Resources

Introduction to Machine Learning - 10-701/15-781

Datasets

Here's a very incomplete and short list of datasets. This is really just to get you started and I encourage you to think beyond the scope of pre-made datasets.

Some problems

  • Design a streaming algorithm to find frequent items. Note that the distribution might change over time. A possible strategy is to modify the a-priori algorithm.

  • Use secondary information to improve collaborative filtering, e.g. for the Netflix problem you could incorporate IMDB and Wikipedia.

  • Financial forecasting as a high-dimensional multivariate regression problem. E.g. you could try predicting the price of a very large of securities at the same time.
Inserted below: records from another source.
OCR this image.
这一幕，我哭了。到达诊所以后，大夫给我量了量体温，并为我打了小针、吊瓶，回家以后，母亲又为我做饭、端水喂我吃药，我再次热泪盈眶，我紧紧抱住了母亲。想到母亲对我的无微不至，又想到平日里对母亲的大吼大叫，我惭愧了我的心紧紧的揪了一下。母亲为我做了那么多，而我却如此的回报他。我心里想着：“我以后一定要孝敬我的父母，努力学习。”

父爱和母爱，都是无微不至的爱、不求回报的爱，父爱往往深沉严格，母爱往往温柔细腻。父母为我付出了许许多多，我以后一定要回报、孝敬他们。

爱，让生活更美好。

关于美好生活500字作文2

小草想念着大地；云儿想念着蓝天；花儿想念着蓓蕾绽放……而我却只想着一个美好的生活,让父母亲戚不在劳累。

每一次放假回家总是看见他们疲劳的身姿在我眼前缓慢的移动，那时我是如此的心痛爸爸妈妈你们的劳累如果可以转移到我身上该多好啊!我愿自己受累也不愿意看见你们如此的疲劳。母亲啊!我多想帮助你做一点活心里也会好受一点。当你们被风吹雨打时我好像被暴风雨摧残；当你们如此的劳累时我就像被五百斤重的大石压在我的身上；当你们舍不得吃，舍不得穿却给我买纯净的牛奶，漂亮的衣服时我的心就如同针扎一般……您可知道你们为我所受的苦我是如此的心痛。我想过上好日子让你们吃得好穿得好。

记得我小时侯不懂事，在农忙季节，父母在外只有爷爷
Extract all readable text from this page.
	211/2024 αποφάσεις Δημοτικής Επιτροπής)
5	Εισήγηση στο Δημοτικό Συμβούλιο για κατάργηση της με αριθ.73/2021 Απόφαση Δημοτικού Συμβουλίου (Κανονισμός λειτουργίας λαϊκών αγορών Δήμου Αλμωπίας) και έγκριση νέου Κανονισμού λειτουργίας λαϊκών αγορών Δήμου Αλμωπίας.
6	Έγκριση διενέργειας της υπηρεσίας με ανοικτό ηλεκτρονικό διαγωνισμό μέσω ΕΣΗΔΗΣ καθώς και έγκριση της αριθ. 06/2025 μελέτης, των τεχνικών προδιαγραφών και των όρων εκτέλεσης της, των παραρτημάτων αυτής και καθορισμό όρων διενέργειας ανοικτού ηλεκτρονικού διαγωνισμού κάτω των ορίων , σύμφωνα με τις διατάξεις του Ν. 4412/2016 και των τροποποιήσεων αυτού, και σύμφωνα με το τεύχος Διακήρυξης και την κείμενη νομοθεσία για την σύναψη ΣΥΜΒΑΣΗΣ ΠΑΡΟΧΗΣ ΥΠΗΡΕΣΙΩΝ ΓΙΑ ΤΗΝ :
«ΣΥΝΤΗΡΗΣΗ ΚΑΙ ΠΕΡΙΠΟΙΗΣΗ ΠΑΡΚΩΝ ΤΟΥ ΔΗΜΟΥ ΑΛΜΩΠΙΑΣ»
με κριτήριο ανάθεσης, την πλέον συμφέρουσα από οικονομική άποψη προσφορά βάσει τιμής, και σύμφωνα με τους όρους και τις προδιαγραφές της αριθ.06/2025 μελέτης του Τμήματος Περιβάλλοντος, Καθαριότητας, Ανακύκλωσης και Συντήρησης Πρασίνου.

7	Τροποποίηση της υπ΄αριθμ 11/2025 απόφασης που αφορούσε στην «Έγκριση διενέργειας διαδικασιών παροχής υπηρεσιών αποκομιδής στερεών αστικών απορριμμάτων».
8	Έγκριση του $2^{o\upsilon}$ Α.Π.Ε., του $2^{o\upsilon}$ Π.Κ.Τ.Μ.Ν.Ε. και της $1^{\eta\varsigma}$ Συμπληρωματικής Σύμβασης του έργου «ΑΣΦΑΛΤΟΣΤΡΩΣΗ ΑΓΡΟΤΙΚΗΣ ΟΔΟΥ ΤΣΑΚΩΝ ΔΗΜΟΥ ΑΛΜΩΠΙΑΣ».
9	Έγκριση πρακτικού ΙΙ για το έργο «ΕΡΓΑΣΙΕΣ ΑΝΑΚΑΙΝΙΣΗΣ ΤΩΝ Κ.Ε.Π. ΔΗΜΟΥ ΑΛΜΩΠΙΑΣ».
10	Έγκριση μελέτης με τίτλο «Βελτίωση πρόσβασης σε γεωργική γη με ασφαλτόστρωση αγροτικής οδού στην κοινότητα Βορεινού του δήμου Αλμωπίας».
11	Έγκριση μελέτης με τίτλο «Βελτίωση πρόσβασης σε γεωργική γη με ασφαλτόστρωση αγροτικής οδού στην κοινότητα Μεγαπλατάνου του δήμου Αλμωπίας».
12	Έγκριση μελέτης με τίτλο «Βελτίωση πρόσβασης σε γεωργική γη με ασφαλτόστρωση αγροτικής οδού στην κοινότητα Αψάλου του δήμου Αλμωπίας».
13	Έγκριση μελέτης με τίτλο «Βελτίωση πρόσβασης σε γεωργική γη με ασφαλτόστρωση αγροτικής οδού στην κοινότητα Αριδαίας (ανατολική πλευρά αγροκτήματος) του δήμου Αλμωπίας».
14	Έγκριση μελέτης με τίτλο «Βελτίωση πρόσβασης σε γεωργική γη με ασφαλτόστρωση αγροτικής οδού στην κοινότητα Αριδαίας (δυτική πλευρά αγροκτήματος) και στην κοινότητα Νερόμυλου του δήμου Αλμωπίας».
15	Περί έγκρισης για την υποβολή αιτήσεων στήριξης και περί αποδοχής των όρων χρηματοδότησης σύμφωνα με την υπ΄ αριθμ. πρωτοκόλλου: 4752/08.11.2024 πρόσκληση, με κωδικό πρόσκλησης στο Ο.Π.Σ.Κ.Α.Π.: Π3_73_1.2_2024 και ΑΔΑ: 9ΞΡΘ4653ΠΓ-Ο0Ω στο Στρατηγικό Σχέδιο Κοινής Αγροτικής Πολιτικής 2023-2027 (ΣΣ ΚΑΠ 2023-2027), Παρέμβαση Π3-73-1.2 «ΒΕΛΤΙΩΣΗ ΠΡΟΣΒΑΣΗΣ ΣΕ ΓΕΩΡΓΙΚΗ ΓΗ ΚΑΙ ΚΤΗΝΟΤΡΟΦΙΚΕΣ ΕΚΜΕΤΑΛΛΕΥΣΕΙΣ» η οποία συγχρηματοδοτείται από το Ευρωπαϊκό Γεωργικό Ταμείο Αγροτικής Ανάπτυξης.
Possibly using news, tweets, and financial data releases to improve the estimates beyond a simple technical analysis.

  • Detect trends e.g. in the Tweet stream. Forecast tomorrow's keywords today. How quickly can you detect new events (earthquakes, assassinations, elections)?

  • Nonlinear function classes. Can you find efficient sets of basis functions that are both fast to compute and sufficiently nonlinear to address a large set of estimation problems.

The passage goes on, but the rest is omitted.